Nun kommen wir zu dem dritten Schlagwort: EU-US-Privacy Shield. Seit Juli dieses Jahrs gibt es als Folgeabkommen zu Safe Harbor dieses Schutzschild. Zwar ist es viel kritisiert worden, aber es ist – zurzeit – rechtssicher. Wir empfehlen Ihnen, Ihre US-amerikanischen Vertragspartner dahingehend zu drängen, sich unter das Privacy-Shield zu begeben. Denn, noch liegt dem EuGH keine Klage gegen dieses Abkommen vor. Somit dürfte es rein zeitlich betrachtet wahrscheinlicher sein, dass zuerst die Frage der Standardvertragsklauseln vor dem EuGH landet.
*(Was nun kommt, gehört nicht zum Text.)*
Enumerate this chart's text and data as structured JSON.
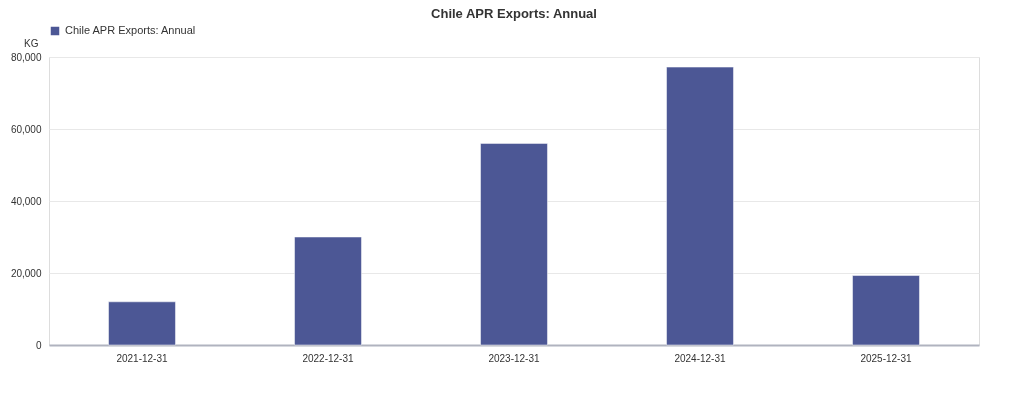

Sollten diese Vertragsklauseln dann für ungültig erklärt werden, ist ihre Datenübermittlung durch das Privacy-Shield noch rechtssicher.
Update 12.10.2016: Neben dem Irischen High Court befasst sich auch die EU-Kommission, genauer gesagt der Artikel 31 Ausschuss, welcher zuletzt für den Erlass des EU-US-Privacy-Shields zuständig war, zurzeit mit der Frage nach der Rechtmäßigkeit von EU-Standardvertragsklauseln. Wie jetzt bekannt wurde, sind die EU-Standardvertragsklauseln seiner Ansicht nach rechtswidrig. Da nicht alle Mitglieder eine Entscheidung treffen wollten, wird der Ausschuss in nächster Zeit erneut tagen. In der Zwischenzeit wird die Art. 29 Datenschutzgruppe (die Vertreter der europäischen Datenschutzbehörden) um eine Stellungnahme gebeten.